Judge refuses to drop gag order in Blankenship case

In this photo from May 20, 2010, Don Blankenship arrives to testify at the U.S. Senate Health and Human Services subcommittee hearing on mine safety. A federal judge on Wednesday refused to lift a gag order in the federal case against Blankenship.

A federal judge on Wednesday declined to lift a gag order that restricts access to most court records in former Massey Energy Co. CEO Don Blankenship’s criminal case.

U.S. District Judge Irene Berger did agree to again make the indictment charging Blankenship public through the court’s computer system and to allow public access to orders in the case, but Berger also ordered that other documents “that contain information or argument as to the facts and substance of the case” continue to be sealed.

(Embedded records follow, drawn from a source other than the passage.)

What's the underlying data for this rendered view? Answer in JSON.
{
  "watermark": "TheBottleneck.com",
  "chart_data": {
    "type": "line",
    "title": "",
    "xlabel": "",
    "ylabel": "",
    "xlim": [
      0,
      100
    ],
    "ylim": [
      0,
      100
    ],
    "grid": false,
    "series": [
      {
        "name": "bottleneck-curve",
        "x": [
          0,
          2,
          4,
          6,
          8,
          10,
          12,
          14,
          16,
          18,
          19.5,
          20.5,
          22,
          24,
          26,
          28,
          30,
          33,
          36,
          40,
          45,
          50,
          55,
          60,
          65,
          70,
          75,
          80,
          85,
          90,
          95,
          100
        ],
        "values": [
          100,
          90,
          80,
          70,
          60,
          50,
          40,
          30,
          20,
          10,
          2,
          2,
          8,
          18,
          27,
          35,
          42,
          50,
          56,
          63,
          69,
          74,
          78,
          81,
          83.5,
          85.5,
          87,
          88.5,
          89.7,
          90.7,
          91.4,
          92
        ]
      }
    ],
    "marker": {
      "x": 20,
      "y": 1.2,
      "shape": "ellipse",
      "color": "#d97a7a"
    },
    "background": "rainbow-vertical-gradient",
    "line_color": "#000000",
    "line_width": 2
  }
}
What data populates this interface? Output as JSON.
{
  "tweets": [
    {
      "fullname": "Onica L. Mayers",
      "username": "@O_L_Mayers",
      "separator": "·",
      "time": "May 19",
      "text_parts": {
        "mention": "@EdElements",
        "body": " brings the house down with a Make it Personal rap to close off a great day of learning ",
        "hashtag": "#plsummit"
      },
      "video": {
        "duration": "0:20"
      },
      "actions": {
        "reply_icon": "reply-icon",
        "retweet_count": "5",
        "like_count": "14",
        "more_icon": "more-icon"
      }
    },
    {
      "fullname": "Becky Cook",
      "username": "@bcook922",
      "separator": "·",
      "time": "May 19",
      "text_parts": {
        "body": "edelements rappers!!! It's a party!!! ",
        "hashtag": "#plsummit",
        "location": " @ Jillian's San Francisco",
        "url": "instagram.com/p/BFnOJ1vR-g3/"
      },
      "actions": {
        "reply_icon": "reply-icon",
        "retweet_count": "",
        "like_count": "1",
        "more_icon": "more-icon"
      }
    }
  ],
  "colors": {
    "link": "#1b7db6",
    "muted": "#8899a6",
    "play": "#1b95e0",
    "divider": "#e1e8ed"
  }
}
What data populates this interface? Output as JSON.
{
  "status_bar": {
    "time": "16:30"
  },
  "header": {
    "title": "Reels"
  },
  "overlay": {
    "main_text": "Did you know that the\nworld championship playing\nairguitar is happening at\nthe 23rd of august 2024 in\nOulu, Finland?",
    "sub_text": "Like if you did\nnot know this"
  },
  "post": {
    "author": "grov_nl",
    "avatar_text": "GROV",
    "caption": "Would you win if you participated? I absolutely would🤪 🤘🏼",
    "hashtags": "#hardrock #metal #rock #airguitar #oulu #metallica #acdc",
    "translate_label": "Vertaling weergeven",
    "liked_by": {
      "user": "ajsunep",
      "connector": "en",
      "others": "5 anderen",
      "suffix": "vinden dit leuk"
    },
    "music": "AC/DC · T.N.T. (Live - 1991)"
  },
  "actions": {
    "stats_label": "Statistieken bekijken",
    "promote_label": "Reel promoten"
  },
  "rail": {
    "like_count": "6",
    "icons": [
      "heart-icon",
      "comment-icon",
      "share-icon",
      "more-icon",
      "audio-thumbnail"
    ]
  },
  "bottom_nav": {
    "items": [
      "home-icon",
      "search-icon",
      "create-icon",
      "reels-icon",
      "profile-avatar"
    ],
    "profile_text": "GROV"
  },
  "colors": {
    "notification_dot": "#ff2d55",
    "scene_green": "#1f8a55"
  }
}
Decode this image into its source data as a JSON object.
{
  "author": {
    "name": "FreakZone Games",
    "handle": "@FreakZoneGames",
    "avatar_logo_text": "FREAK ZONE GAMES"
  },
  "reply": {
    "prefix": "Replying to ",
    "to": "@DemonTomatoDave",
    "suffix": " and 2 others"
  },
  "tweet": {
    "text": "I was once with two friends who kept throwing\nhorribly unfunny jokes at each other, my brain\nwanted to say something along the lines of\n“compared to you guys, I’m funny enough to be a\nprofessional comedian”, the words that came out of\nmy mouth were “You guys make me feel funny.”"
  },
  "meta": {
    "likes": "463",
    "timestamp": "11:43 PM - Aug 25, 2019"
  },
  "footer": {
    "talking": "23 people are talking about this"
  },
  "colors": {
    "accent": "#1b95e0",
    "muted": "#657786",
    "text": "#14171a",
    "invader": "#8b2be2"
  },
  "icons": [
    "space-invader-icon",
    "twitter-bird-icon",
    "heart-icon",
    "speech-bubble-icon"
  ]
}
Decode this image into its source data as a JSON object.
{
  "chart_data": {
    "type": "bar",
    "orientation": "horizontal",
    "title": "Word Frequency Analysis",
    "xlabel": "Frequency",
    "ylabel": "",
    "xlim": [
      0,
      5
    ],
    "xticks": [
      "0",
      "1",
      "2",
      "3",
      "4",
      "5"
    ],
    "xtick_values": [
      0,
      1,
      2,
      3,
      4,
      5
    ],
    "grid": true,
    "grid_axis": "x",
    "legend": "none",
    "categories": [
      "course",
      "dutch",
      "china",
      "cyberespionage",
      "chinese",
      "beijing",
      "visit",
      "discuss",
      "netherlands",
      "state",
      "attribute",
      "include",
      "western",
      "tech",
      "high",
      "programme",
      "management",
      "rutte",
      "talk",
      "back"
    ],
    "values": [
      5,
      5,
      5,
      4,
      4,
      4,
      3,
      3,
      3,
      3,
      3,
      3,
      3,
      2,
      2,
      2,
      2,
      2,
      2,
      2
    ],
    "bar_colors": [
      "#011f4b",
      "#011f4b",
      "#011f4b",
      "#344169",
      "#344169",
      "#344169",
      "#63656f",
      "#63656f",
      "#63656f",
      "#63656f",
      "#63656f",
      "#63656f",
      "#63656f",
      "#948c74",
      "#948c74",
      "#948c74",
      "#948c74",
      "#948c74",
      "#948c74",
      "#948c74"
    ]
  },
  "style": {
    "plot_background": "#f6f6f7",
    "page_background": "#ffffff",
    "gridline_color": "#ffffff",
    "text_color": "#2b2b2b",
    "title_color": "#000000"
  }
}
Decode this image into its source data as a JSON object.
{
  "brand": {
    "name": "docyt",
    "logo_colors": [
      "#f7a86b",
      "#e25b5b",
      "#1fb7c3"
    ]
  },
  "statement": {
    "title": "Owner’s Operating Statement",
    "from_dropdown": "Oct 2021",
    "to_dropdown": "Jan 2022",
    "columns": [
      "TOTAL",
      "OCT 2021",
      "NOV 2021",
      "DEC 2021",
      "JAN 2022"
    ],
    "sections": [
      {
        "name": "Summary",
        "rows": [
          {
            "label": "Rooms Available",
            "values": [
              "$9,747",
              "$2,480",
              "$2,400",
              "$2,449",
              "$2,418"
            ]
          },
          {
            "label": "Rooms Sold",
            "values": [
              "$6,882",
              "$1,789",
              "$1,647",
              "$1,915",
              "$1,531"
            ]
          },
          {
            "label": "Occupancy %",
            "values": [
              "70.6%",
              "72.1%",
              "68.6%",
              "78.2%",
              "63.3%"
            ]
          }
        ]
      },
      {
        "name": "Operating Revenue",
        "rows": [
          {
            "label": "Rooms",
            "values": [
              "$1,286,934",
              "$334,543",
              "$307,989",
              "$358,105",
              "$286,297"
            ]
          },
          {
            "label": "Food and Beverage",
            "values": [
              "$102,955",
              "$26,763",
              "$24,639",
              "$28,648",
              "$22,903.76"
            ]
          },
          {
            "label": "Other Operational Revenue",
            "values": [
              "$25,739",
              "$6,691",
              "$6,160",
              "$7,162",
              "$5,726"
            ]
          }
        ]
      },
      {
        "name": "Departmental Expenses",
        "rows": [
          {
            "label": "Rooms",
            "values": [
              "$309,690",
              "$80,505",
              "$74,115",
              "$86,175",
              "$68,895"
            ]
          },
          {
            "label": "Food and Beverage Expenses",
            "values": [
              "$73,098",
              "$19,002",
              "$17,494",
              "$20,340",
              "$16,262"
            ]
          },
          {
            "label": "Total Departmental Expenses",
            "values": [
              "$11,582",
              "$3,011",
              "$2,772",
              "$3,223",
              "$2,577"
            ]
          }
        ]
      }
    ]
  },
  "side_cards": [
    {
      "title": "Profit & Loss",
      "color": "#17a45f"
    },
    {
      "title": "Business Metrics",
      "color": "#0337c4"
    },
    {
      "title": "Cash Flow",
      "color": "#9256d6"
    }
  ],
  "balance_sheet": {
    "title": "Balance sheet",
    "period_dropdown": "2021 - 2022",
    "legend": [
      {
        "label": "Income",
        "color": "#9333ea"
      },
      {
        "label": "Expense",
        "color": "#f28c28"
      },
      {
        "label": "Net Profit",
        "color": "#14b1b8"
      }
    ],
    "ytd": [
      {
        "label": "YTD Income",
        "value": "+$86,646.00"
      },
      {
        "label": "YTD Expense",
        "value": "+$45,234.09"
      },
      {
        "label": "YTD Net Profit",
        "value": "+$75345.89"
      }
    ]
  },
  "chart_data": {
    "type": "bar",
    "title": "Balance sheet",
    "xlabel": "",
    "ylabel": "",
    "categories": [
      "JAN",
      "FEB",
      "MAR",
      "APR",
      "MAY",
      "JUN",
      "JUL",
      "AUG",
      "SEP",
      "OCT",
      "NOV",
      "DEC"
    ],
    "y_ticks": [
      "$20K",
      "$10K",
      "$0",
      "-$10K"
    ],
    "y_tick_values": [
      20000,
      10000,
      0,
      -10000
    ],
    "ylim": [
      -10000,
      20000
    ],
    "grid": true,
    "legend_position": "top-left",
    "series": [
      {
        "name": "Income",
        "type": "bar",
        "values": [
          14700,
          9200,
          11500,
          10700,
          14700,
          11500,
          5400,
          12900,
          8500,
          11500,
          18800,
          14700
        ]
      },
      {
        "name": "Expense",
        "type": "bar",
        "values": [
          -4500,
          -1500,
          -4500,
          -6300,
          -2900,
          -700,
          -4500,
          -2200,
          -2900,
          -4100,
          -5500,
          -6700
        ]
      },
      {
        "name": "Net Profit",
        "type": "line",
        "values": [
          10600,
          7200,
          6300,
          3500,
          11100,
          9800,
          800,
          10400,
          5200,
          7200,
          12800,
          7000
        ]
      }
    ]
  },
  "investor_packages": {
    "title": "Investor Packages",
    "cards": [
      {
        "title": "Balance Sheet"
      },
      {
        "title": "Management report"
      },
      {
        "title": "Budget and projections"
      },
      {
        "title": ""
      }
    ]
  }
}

In an 18-page opinion, Berger said her action limiting access to information about the case is necessary to ensure that Blankenship can get a fair trial.

“It is deep-rooted that a defendant’s right to a fair trial is a compelling interest,” the judge wrote. “Indeed it is the very bedrock of our criminal law jurisprudence.”

Berger concluded that there is “a substantial probability” that her order “will help insure the court’s ability to seat an impartial jury.”

The judge ruled on a motion brought by Charleston lawyer Sean McGinley — on behalf of The Charleston Gazette, National Public Radio, the Friends of West Virginia Public Broadcasting, The Associated Press and The Wall Street Journal — asking Berger to reconsider the broad gag order she issued the day after Blankenship was indicted in November.

Blankenship faces a four-count indictment that alleges he conspired to violate mine safety rules, hamper federal safety enforcement and lied to securities regulators and investors. The indictment focuses on events at Massey’s Upper Big Branch Mine, in Raleigh County, where 29 miners died in an explosion on April 5, 2010.

The gag order restricts access to legal filings and prohibits prosecutors and defense attorneys from talking to the news media about the case. Actual filings by the parties and orders by the court have not been made available to the public or the news media. Only court computer system docket entries — short summaries of legal filings written by the court or the lawyers involved — have been publicly accessible.

During a hearing in Beckley last month, McGinley argued that Berger’s Nov. 14 order interferes with the First Amendment rights of journalists to gather news and limits the public’s right to information about the case.

In the opinion made public Wednesday, Berger said that while “adverse publicity may not inevitably lead to prejudice in every situation, the type of publicity limited by this court’s order would inevitably lead to prejudice in this case.

“The Court has the discretion and, more importantly, the duty to take specific, reasonable steps to guard against prejudice at the outset where it has knowledge, given prior publicity, that continued publicity, regarding the facts underlying the indictment, is likely to taint prospective jurors,” the judge wrote.